BY Author IN immigration law
On the 10th July 2014 the Secretary of State introduced restrictions on in country applications from migrants on the Post Study Work visa and Tier 4 Student visa wishing to switch onto the Tier 1 Entrepreneur visa. These ‘Transitional arrangements’ became effective from the 11th July and represent a significant restriction against speculative or fraudulent Entrepreneur applications. It is evident from these arrangements that the Secretary of State is beginning to phase out this route due to a perceived abuse.
In summary, the new rules maintain that applicants will only be eligible if they can demonstrate to the Secretary of State that they have been continuously engaged in business activity for a period of at least 3 months starting from before the 11th July 2014. It is now mandatory for applicants to be registered as self employed or a director of a UK company, have a business bank account and also have at least 1 business contract. In practice these new rules target those applicants who establish their businesses for the sole purpose of being granted the Entrepreneur visa. This rule change will not affect those applicants who have genuinely been setting up their business during their time in the UK on a post study work visa.
When coupled with the expected restriction in appeals rights brought in by the Immigration Act 2014 which are speculated to commence in autumn 2014, it is essential for entrepreneurs to ensure that their initial application meets all the requirements outlined by the Home Office.
There has been several revealing decision from the Upper Tribunal on different aspects of the Entrepreneur Visa application
Ahmed and Another [2014] UKUT 365 (IAC)
This decision relates to whether a Judge can consider new evidence submitted to the Tribunal that was not initially submitted with the original application.
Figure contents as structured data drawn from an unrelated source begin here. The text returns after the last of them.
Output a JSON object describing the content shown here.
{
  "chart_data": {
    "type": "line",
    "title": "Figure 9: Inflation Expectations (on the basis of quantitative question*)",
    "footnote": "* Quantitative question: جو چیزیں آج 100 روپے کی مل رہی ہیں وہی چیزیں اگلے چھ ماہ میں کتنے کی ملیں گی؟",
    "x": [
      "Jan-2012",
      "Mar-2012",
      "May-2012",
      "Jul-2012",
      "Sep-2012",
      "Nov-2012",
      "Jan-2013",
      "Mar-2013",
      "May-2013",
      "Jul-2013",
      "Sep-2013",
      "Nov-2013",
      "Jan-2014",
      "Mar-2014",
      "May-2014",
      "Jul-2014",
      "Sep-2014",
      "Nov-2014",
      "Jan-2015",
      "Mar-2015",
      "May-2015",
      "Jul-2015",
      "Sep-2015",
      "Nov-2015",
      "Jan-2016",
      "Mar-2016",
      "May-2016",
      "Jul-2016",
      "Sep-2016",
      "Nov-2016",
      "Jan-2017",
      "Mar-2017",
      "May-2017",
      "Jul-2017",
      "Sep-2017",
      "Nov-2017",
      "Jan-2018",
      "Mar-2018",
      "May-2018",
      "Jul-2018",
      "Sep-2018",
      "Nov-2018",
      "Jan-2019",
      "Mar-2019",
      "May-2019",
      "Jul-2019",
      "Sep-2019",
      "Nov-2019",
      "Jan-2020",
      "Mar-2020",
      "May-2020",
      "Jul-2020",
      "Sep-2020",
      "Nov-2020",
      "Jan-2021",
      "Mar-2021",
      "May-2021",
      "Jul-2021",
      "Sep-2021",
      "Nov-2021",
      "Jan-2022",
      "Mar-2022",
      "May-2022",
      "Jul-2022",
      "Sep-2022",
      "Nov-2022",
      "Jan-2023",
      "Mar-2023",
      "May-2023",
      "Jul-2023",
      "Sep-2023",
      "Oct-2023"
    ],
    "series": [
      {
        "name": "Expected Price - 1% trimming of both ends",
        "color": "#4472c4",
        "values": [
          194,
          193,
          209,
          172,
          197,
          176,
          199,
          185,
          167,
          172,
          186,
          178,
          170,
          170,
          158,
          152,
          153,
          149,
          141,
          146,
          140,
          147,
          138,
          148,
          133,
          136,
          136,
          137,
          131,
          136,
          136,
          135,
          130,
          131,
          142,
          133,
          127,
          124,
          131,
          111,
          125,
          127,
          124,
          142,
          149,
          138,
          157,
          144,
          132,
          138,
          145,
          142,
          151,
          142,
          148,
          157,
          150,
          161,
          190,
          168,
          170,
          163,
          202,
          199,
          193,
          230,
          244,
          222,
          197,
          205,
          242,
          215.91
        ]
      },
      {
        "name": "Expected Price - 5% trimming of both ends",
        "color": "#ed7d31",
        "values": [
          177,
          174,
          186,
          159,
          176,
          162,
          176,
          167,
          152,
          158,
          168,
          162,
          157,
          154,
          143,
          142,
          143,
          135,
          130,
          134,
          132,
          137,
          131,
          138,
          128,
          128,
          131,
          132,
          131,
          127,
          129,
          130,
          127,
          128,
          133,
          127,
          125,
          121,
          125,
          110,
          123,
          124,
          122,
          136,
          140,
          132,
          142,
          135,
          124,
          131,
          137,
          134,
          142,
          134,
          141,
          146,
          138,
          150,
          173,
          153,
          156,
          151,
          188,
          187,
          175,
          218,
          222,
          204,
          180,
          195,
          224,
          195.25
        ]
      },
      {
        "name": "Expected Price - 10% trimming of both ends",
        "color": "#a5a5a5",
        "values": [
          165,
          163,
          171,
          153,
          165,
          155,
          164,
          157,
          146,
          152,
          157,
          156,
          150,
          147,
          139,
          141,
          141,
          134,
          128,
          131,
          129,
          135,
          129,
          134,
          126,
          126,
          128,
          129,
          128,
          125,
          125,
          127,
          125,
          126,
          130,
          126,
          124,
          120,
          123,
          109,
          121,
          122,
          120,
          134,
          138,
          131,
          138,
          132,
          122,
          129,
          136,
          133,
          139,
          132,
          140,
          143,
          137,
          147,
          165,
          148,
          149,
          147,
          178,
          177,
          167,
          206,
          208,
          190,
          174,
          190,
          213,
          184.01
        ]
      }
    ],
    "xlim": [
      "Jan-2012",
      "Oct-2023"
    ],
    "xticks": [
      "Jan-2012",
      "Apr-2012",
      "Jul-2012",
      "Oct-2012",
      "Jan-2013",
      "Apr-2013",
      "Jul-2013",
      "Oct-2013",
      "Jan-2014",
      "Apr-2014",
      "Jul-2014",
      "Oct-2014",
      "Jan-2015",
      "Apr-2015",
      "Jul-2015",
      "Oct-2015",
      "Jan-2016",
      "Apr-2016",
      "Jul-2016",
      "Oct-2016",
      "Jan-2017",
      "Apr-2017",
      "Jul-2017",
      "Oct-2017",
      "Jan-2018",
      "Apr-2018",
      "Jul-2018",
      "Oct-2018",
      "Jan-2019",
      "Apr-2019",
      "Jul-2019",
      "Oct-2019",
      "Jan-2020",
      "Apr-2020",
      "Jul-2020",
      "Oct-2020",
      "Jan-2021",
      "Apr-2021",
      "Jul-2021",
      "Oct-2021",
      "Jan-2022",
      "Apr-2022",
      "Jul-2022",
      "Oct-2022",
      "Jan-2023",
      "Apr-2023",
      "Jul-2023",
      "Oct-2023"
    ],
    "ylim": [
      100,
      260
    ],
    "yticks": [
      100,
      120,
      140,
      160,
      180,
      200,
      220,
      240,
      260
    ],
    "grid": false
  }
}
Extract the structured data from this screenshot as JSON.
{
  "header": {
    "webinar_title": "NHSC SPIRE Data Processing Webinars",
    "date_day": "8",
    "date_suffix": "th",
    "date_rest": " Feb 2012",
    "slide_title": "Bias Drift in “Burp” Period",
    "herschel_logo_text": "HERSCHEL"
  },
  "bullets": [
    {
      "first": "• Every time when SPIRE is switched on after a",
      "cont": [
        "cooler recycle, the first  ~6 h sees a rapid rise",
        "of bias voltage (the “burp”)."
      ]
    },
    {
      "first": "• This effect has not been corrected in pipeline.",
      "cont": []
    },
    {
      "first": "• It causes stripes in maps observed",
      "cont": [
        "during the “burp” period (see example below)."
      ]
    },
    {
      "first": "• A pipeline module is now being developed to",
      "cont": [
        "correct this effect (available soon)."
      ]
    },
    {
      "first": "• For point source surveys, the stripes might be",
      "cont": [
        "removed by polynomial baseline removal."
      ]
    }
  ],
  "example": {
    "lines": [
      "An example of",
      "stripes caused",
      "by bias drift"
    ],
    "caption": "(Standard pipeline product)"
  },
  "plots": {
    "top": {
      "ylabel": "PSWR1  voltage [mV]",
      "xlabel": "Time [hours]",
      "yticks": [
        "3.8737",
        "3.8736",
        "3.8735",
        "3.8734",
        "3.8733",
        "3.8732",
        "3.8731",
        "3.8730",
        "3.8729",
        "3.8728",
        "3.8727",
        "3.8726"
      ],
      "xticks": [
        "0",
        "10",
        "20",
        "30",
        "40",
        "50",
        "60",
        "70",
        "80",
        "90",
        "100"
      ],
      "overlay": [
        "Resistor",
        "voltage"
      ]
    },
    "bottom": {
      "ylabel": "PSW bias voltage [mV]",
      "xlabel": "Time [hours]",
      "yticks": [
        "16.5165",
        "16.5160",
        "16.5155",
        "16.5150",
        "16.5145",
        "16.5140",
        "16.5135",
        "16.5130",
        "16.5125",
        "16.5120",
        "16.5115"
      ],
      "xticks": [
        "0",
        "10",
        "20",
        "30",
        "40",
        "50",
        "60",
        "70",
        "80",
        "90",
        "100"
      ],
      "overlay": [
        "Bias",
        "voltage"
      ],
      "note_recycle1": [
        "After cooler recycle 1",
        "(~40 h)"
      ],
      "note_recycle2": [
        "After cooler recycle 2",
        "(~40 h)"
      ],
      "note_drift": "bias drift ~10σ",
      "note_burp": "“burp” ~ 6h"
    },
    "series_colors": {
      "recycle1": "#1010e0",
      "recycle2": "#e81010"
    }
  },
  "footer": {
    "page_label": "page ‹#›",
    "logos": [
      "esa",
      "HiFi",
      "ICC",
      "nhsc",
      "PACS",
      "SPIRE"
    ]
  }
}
It was held that s.85A of the Nationality, Immigration and Asylum Act 2002 prevents a Judge from considering an additional documents at the appeal stage because the ‘genuine entrepreneur test’ relates directly to the points based system. This is an opinion not shared by the Secretary of State who generally considers genuineness to be a subjective element in the decision making process. For example, in practice some applicants are called for interviews or requested to submit further documents that are not prerequisites for a successful application. This decision could therefore be construed as being procedurally unfair upon applicants.
Shebl [2014 UKUT 216 (IAC)
In Shebl it was stated that when proving you have business contracts with third parties under paragraph 41-SD of Appendix A, the contract does not need to be set out in one single document. The Tribunal recognised that legally binding contracts can exist in many different forms and that applicants are permitted submit other documents pertaining to the existence of their contracts. It was emphasised that some sort of written documentation should still be provided.
Durrani [2014] UKUT 295 (IAC)
This decision focused upon bank letters which confirm that the an applicant has access to third party funding and the requirement that it must be stated that the bank is not aware of the funds being promised to any other third party apart from the applicant. It was maintained that there is no substantive argument that the requirement under paragraph 41 SD of the Immigration Rules produces an absurd result. Thus, all third party bank letters must contain this provision or the application could be refused.